Depuis sa création en 2007, la Société OpenClassrooms a pour mission de rendre l’éducation accessible à tous et partout dans le monde.

La Société s’est développée autour de quatre valeurs : Attention à l’autre, Audace, Persistance et Franchise. Dans le cadre de son développement, la Direction a émis la volonté de construire une politique de temps de travail répondant aux besoins de l’entreprise, aux ambitions de sa mission et s’intégrant dans une stratégie ressources humaines offrant aux salariés la possibilité de concilier vie personnelle et professionnelle, qui s’exprime également au travers de sa politique Remote first (“télétravail en priorité”).

Les parties réaffirment l’objectif d’adéquation aux réalités opérationnelles de la Société et notamment d’être en capacité de répondre de manière optimale et adaptée aux attentes des clients, partenaires et étudiants, afin d’assurer la pérennité et le développement économique de la Société, tout en protégeant le bien-être des salariés.
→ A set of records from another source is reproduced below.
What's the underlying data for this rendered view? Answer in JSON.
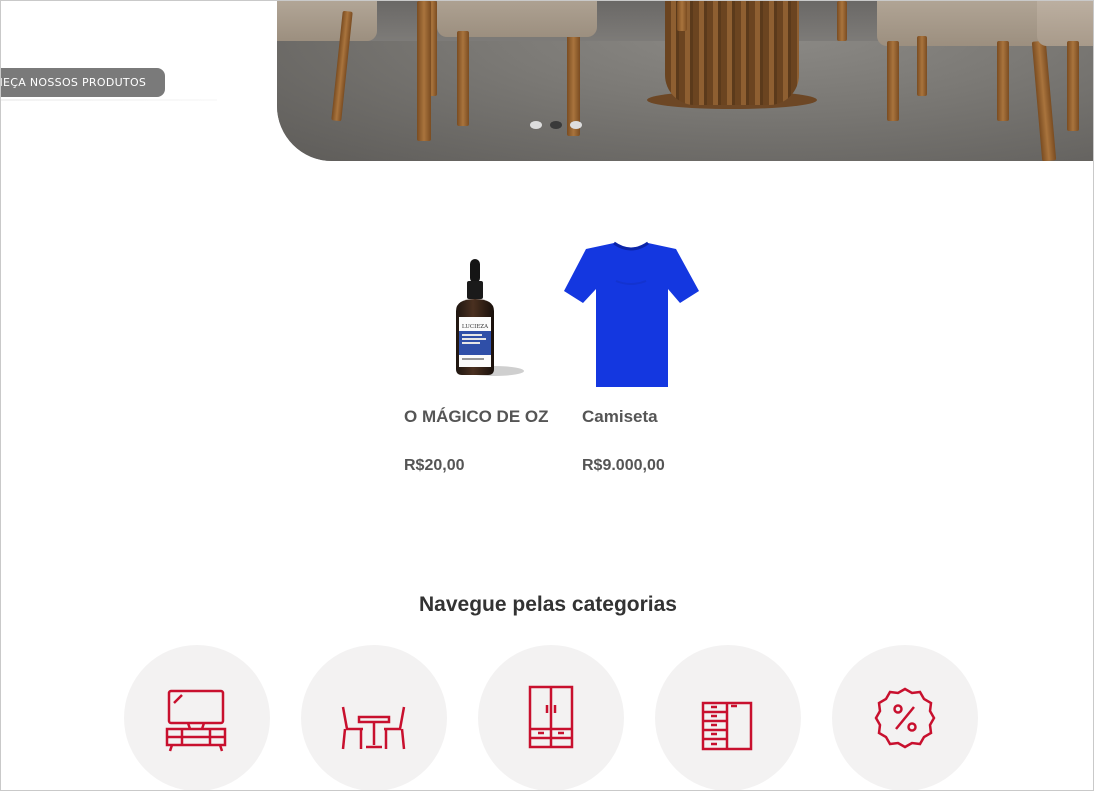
{
  "hero": {
    "cta_label": "CONHEÇA NOSSOS PRODUTOS",
    "slides_count": 3,
    "active_slide": 2
  },
  "products": [
    {
      "name": "O MÁGICO DE OZ",
      "price": "R$20,00",
      "image": "serum-bottle",
      "bottle_brand": "LUCIEZA"
    },
    {
      "name": "Camiseta",
      "price": "R$9.000,00",
      "image": "blue-tshirt"
    }
  ],
  "categories_section": {
    "title": "Navegue pelas categorias",
    "items": [
      {
        "icon": "tv-stand-icon"
      },
      {
        "icon": "dining-table-icon"
      },
      {
        "icon": "wardrobe-icon"
      },
      {
        "icon": "dresser-icon"
      },
      {
        "icon": "discount-badge-icon"
      }
    ]
  },
  "colors": {
    "accent": "#c8102e",
    "cta_bg": "#7a7a7a",
    "category_bg": "#f3f2f2",
    "tshirt": "#1437e0"
  }
}
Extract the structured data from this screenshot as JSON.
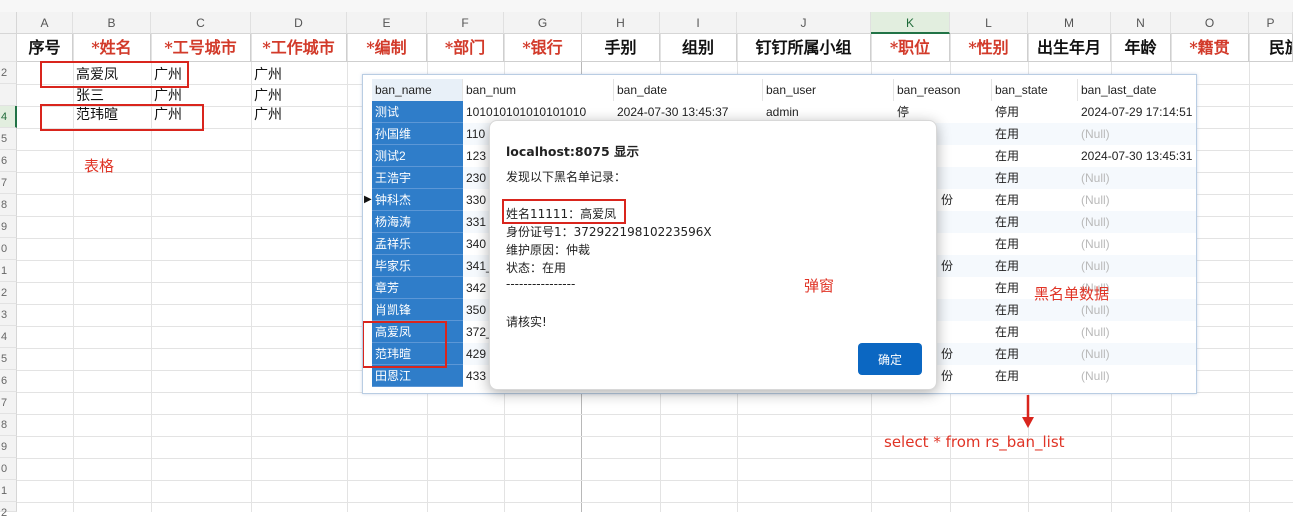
{
  "columns": [
    "A",
    "B",
    "C",
    "D",
    "E",
    "F",
    "G",
    "H",
    "I",
    "J",
    "K",
    "L",
    "M",
    "N",
    "O",
    "P"
  ],
  "rows": [
    "",
    "2",
    "",
    "4",
    "5",
    "6",
    "7",
    "8",
    "9",
    "0",
    "1",
    "2",
    "3",
    "4",
    "5",
    "6",
    "7",
    "8",
    "9",
    "0",
    "1",
    "2",
    "3",
    "4",
    "5"
  ],
  "header_row": [
    "序号",
    "*姓名",
    "*工号城市",
    "*工作城市",
    "*编制",
    "*部门",
    "*银行",
    "手别",
    "组别",
    "钉钉所属小组",
    "*职位",
    "*性别",
    "出生年月",
    "年龄",
    "*籍贯",
    "民族"
  ],
  "data_rows": [
    [
      "",
      "高爱凤",
      "广州",
      "广州"
    ],
    [
      "",
      "张三",
      "广州",
      "广州"
    ],
    [
      "",
      "范玮暄",
      "广州",
      "广州"
    ]
  ],
  "annotations": {
    "table": "表格",
    "popup": "弹窗",
    "blacklist": "黑名单数据",
    "sql": "select * from rs_ban_list"
  },
  "grid": {
    "headers": [
      "ban_name",
      "ban_num",
      "ban_date",
      "ban_user",
      "ban_reason",
      "ban_state",
      "ban_last_date"
    ],
    "rows": [
      [
        "测试",
        "101010101010101010",
        "2024-07-30 13:45:37",
        "admin",
        "停",
        "停用",
        "2024-07-29 17:14:51"
      ],
      [
        "孙国维",
        "110",
        "",
        "",
        "",
        "在用",
        "(Null)"
      ],
      [
        "测试2",
        "123",
        "",
        "",
        "",
        "在用",
        "2024-07-30 13:45:31"
      ],
      [
        "王浩宇",
        "230",
        "",
        "",
        "",
        "在用",
        "(Null)"
      ],
      [
        "钟科杰",
        "330",
        "",
        "",
        "份",
        "在用",
        "(Null)"
      ],
      [
        "杨海涛",
        "331",
        "",
        "",
        "",
        "在用",
        "(Null)"
      ],
      [
        "孟祥乐",
        "340",
        "",
        "",
        "",
        "在用",
        "(Null)"
      ],
      [
        "毕家乐",
        "341_",
        "",
        "",
        "份",
        "在用",
        "(Null)"
      ],
      [
        "章芳",
        "342",
        "",
        "",
        "",
        "在用",
        "(Null)"
      ],
      [
        "肖凯锋",
        "350",
        "",
        "",
        "",
        "在用",
        "(Null)"
      ],
      [
        "高爱凤",
        "372_",
        "",
        "",
        "",
        "在用",
        "(Null)"
      ],
      [
        "范玮暄",
        "429",
        "",
        "",
        "份",
        "在用",
        "(Null)"
      ],
      [
        "田恩江",
        "433",
        "",
        "",
        "份",
        "在用",
        "(Null)"
      ]
    ]
  },
  "dialog": {
    "title": "localhost:8075 显示",
    "line1": "发现以下黑名单记录：",
    "line2": "姓名11111：高爱凤",
    "line3": "身份证号1：37292219810223596X",
    "line4": "维护原因：仲裁",
    "line5": "状态：在用",
    "line6": "----------------",
    "line7": "请核实!",
    "ok_label": "确定"
  },
  "colors": {
    "accent_red": "#d9251d",
    "grid_blue": "#2f7dc9",
    "ok_button": "#0b67c2",
    "excel_green": "#217346"
  }
}
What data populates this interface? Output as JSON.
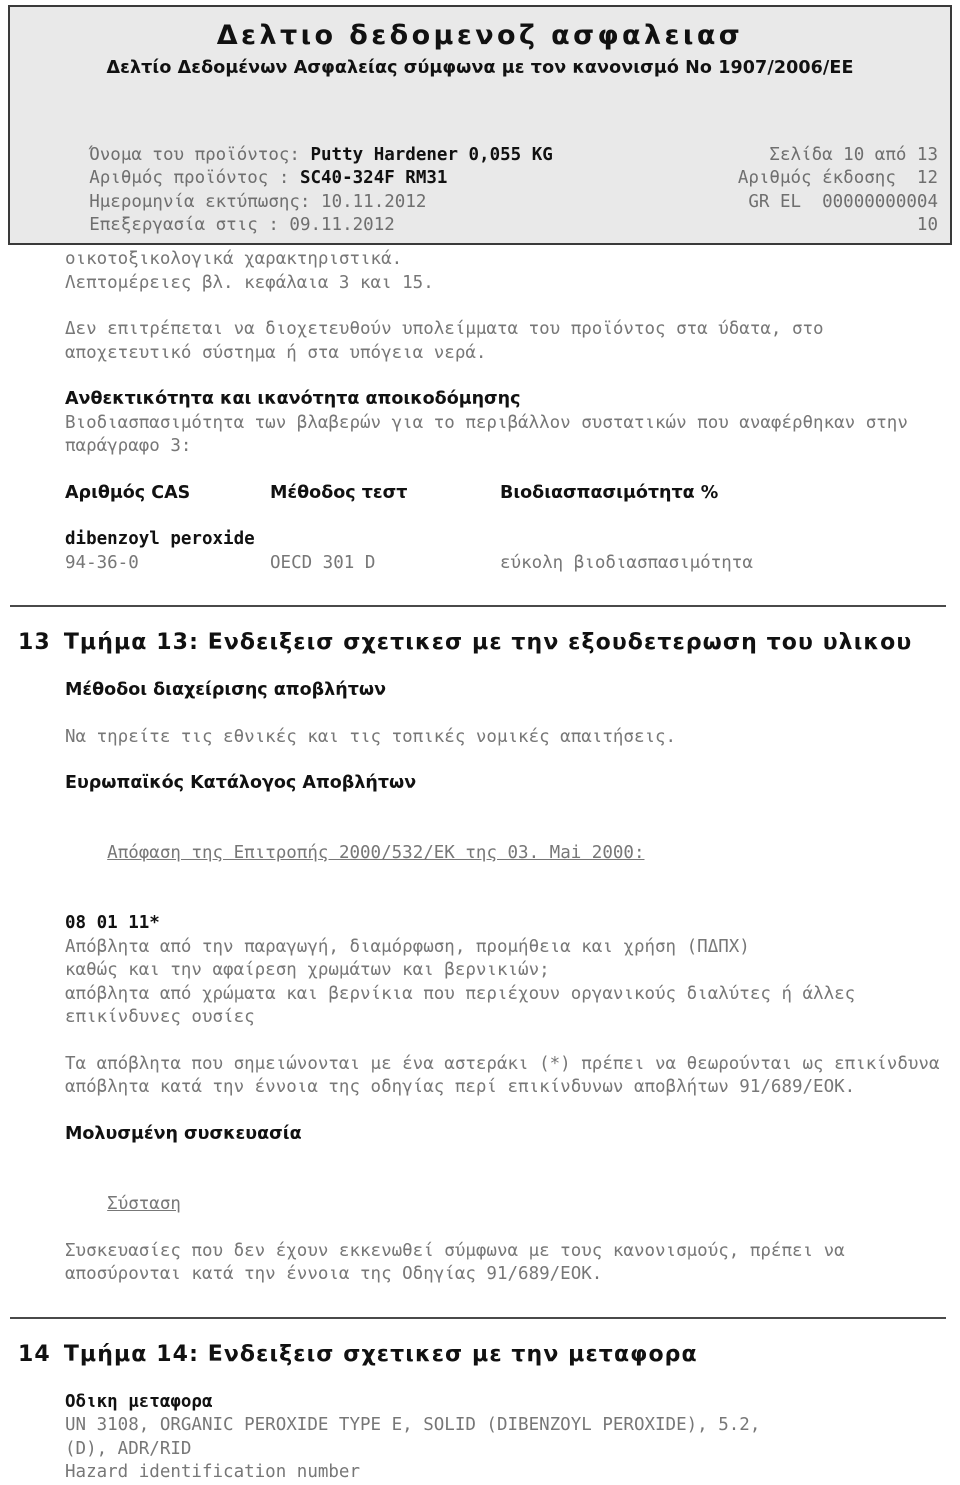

Le présent accord a pour objet de définir et préciser les modalités de mise en place et d’application des conventions de forfait en jours au sein de l’entreprise pour les salariés remplissant les conditions requises.

La Direction rappelle l’importance de la préservation de la santé et de la sécurité, ainsi que la qualité de vie au travail des salariés signataires d’une convention individuelle de forfait en jours sur l'année. Dans ce contexte, elle attache une attention particulière à la mise en œuvre de mesures de suivi de la charge de travail, des amplitudes de travail et des temps de repos des salariés concernés.

Le présent accord est conclu en application des dispositions légales et réglementaires en vigueur.

Les parties, qui réaffirment l’autonomie du présent accord par rapport aux dispositions conventionnelles (accord d’entreprise, convention collective …), ont décidé de conclure le présent accord relatif au forfait-jours sur l’année qui se substitue à toute pratique, usage, accords collectifs, avantages de quelque nature qu’ils soient et ayant le même objet, applicables antérieurement à sa signature et durant toute la durée d’application du présent accord.

Plus précisément, le présent accord se substitue à l’accord d’entreprise du 20 avril 2022 sur les conventions de forfait annuel en jours au sein d’OpenClassrooms



Article 1. Champ d’application de l’accord

Le présent Accord s’applique aux salariés pouvant bénéficier d’un forfait annuel en jours tels que définis à l’article 2 du présent Accord.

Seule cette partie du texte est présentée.